Wood Mackenzie’s base case sees residential growing at an average annual rate of 5% over the next five years, they have also published an optimistic forecast making a case for double that rate of growth. In comparison, the utility-scale segment saw their yearly installations drop by 31%. This decline was largely due to the import restrictions in place under the Uyghur Forced Labor Projection Act (UFLPA), as US Customs continues to use this law to detain large volumes of panels that are suspected of containing components that come from regions using forced labor.
These Customs detentions created a disruption to the PV supply chain that is only now starting to correct itself as more panels are released. However, these market conditions may reverse rapidly as it’s assumed CBP will continue enforcement efforts, targeting new rounds of importers. The industry should also keep a careful eye on the Anti-Dumping and Countervailing Duty (AD/CVD) circumvention case working its way through the Department of Commerce. In December, the DOC issued a preliminary ruling that indicated several of the examined companies were circumventing duties, and a final determination is expected in the upcoming months. While President Biden placed a moratorium on the collection of these duties through June 2024, it's possible that could be removed through a legal filing or through legislation that has recently been introduced in Congress.

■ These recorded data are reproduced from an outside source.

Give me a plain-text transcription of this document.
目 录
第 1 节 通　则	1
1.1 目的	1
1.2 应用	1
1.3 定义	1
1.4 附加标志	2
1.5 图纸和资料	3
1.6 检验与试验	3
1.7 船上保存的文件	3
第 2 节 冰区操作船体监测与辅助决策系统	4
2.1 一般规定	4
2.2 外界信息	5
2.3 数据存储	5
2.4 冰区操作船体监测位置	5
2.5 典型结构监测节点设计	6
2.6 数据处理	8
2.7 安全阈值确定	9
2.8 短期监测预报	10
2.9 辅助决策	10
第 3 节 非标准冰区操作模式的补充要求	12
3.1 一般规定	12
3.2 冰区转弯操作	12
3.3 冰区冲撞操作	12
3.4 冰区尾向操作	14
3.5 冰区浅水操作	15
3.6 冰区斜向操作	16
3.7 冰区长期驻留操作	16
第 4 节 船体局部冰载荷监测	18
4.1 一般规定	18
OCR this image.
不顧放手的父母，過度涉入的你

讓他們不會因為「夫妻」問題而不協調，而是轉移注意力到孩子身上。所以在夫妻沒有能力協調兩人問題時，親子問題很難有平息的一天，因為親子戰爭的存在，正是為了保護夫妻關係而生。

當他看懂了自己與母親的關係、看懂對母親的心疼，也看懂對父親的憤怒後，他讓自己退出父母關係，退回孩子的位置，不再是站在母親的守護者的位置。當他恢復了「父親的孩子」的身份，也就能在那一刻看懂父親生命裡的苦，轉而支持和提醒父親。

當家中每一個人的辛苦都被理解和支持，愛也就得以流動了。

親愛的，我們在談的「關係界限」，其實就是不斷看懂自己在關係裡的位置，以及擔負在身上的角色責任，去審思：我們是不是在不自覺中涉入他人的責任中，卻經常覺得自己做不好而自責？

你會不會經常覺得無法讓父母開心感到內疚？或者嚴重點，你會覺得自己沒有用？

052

If supply chain instability weren’t enough of a challenge, the solar industry also has broad exposure to the current banking crisis, which was brought to the forefront with the collapse of Silicon Valley Bank (SVB). SVB was a banking partner to many in the solar industry and while it seems that the near-term disruption of the bank being moved under the control of the FDIC is behind us, it shined a harsh light on the reasons behind the collapse. SVB was a large holder in securities tied to long consumer loans, like mortgages. With the recent rapid rise in interest rates by the Fed to help cool inflation, SVB had to take a substantial impairment on the value of their mortgage-backed securities, which is what triggered the bank run that led to their collapse. As it turns out, there is something else being sold as long-term consumer debt as part of asset backed securities (ABSs) – solar loans. As finance companies are trying to outrun the Fed to be able to sell off their loans, we’re seeing some very challenge market conditions develop, including for residential PV customers.
However, there are reasons for optimism. Despite challenging macroeconomic conditions, consumer interest in solar continues to be strong. The International Energy Agency (IEA) recently reported that the average utility rate is due to increase more than 14% between 2022 and 2023. As a result, consumers will be facing significant sticker shock when they get their first summer utility bill, which could approach several hundred dollars. Given all these factors, today remains the best day for a consumer to go solar.
And, beyond just rooftop PV panels, there are several other residential cleantech segments that are looking at substantial growth over the next five to ten years. Residential battery system installations are expected to grow more than 20% annually, becoming a $23 billion market by 2027, driven by weather-related blackout concerns, new tax credits, and as a hedge against rising electricity prices. California is seeing storage attach rates for new PV projects at >10% and growing, as the new NEM 3.0 scheme will make pairing storage with rooftop solar the most economical choice. Additionally, the demand for EVs is forecasted to only increase. This means residential EV charging is expected to grow at approximately 25% per year to reach a $19 billion opportunity by 2030. Those customers who are trying to minimize their carbon footprint and dependence on the traditional grid are seeing pairing rooftop PV with home EV charging as an attractive solution. Further, bidirectional charging would allow customers to effectively use their EV as a home backup battery.
While there are undeniably economic and policy headwinds right now for residential solar, there are many reasons to be optimistic for the future of renewables and the ways in which customers will be integrating these products into their homes. In the meantime, players should buckle up and keep their hands inside the ride at all times.